Olá Raquel, tudo bem? Fico feliz que esteja gostando do Manual. A assistencia litisconsorcial de devedores solidários, em razão das exceções pessoais.

Abraço

Daniel

 


 

20/07/2012 - joseni paixão maia abreu - santo antônio de pádua - RJ

Caro Professor, lendo uma aula sua sobre assistência, em dado momento o Sr. comenta que para Marinoni e Nelson Nery não existe a assis. litis. e que seria espécie de litis ulterior. Minha pergunta é: eu poderia falar que é uma espécie de lit. ulterior facultativo por causa da voluntariedade existente do terceiro em entrar ou não no processo >

Olá Joseni, tudo bem? Partindo da premissa de se tratar de litisconsórcio, certamente será ulterior facultativo.

Abraço

Daniel

 


 

20/07/2012 - Ricardo Grandisolli Romano - Guarujá - SP

Professor, como dizem que não existem perguntas burras e sim o burro que não pergunta, ai vão as duas questões rsrsrs: 1ª: No Litisconsorte Unitário, caso Uma das partes, por petição, desista do prazo recursal, eventual recurso da outra parte lhe aproveitará? 2ª: O Chamamento ao Processo seria uma hipótese de Litisconsórcio Passivo Facultativo Ulterior Unitário? Desde já, Grato Pela Atenção!!

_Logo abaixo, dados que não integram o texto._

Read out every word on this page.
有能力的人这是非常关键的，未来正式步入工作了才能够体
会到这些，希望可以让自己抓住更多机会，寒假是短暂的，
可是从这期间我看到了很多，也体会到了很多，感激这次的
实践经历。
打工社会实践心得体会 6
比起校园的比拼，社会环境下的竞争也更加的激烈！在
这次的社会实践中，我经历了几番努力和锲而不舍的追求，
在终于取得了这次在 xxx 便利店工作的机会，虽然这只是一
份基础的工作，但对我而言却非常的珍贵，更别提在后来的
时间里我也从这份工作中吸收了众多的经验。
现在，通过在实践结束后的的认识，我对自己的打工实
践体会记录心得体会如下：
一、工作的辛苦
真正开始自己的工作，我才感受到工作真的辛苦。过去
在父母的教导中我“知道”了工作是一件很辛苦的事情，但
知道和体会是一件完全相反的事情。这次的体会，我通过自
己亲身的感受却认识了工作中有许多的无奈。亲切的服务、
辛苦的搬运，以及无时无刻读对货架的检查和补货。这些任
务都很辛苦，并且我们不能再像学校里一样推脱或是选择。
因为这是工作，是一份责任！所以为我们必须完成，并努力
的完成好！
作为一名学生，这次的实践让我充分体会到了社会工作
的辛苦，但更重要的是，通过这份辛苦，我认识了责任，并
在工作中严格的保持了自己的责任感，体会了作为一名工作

Olá Ricardo, tudo bem? 1. mesmo que a parte renuncie a seu direito recursal ou desista de recurso já interposto, o recurso do litisconsorte unitário lhe aproveitará, porque independentemente da posição que adotar no processo deve ter a mesma decisão que será proferida pelo litisconsorte que recorreu; 2. será ulterior, facultativo (por vontade do réu) e simples (em razão da possibilidade de alegação de exceções pessoais).

Abraço

Daniel

 


 

19/07/2012 - Marcela - Rio de Janeiro - RJ

Oi professor, tenho uma dúvida de Mand. de Segurança. Pode o impetrante desistir unilateralmente do mandado de segurança no curso de apelação por ele interposta contra sentença denegatória?

Olá Marcela, tudo bem? Dê uma olhada nos seguintes julgados do STF: 231.509; 231.671; 362.813; 221.462. Para aprofundar o estudo indico meu livro "Ações constitucionais".